The expansion of the Mahatma Gandhi National Employment Guarantee Scheme (MGNREGS), announced by finance minister Nirmala Sitharaman, comes nearly two months after the government raised the scheme’s wages from ₹182 a day to ₹202.
MGNREGS guarantees 100 days of work in a financial year to a rural household whose adult members volunteer for unskilled manual work.
Besides creating 3 billion person days (number of people working per day times number of days worked), the fund injection aims to create a “large number of durable and livelihood assets", Sitharaman said. “It will also address the need for more work, including for the migrant workers in the monsoon season as well."

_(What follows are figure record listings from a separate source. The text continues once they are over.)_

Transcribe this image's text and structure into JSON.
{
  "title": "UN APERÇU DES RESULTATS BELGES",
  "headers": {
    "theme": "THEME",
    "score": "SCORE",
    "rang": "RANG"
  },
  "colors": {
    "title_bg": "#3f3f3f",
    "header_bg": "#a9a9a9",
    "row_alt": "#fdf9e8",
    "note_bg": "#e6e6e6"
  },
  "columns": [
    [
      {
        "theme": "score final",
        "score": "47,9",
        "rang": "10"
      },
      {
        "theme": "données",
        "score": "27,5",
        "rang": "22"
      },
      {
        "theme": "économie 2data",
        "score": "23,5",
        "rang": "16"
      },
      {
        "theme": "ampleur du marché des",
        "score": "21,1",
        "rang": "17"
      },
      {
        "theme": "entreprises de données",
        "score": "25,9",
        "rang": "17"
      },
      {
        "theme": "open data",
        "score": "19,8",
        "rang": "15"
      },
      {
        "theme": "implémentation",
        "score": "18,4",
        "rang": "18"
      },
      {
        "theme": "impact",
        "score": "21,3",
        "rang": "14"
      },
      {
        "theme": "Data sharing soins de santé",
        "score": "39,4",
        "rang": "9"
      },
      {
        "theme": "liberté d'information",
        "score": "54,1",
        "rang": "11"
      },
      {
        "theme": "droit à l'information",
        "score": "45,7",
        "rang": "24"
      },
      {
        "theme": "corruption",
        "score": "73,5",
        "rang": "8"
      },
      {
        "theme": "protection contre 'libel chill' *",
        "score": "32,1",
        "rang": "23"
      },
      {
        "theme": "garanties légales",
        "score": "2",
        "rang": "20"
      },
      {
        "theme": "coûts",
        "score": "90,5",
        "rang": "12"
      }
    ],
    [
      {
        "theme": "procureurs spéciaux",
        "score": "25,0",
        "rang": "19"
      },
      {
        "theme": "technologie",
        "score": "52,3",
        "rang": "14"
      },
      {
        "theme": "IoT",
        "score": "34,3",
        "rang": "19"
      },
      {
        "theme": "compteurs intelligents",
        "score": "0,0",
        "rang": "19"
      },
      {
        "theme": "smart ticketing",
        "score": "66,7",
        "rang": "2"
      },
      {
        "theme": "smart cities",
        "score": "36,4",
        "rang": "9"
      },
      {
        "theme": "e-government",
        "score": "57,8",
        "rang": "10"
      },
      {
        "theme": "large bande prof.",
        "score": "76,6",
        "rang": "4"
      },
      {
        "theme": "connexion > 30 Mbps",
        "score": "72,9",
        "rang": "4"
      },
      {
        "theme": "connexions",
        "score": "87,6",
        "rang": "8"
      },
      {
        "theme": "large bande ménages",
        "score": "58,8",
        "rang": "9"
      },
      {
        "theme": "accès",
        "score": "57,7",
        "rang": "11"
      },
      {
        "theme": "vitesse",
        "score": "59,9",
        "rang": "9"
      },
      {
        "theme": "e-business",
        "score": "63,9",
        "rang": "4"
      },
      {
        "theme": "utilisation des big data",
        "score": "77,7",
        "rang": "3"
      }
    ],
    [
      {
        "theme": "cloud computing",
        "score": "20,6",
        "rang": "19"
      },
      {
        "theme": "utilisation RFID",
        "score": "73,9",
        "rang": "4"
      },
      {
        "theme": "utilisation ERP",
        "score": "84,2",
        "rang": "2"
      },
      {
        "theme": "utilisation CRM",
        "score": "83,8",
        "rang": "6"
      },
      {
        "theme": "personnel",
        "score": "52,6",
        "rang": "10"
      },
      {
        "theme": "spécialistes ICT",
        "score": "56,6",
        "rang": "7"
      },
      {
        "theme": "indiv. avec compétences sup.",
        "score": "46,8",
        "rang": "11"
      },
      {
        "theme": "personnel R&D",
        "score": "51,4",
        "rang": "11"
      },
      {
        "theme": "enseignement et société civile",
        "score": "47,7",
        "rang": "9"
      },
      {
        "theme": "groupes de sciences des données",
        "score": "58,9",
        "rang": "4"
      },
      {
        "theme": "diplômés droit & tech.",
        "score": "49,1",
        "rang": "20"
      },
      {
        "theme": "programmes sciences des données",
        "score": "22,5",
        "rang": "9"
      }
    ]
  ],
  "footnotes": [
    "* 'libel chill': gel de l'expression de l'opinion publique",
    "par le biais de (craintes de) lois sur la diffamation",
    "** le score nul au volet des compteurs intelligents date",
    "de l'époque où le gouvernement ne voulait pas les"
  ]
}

In 2019-20, which was considered a normal monsoon year without rural distress, 2.65 billion person days were created. On Friday, Sitharaman, said the rural jobs programme had already generated 146.2 million person days of work till 13 May.
The previous highest initial allocation for MGNREGS was in the 2019-20 budget, when the government earmarked ₹68,000 crore. “We have enrolled all of the migrants coming back. We are making provisions through the rural development ministry to ensure that they get enrolled, they get work, they get the due payments," she added.
Analysts largely welcomed the new injection of funds into the programme, seen as a safety net for the jobless in rural India. Sunday’s move comes as hundreds of thousands of migrant workers in urban India are making their way back to their villages because of a strict lockdown to arrest the spread of covid-19.
Former rural development secretary S. Vijay Kumar, now with New Delhi-based The Energy and Resources Institute, welcomed the announcement, but pointed out that panchayats in some states such as Uttar Pradesh and Bihar were ridden with conflicts and lacked the capacity to implement MGNREGS programmes properly—something the Centre needed to take note of. Most of the migrants in terms of numbers were returning to these states, he said.
Reetika Khera, an economist at the Indian Institute of Management, Ahmedabad, said the additional allocation is a good start. “The announcement regarding keeping work open during the monsoon is very important. The monsoon is the ‘hungry season’, when people’s food stocks run out. Generally, MGNREGS used to close at that time so that it doesn’t compete with the agri labour market," she said. “But all this must be combined with simplification of MGNREGS processes to ensure people get work easily and paid on time," she said. For example, officials must allow for onsite enrollment of job seekers.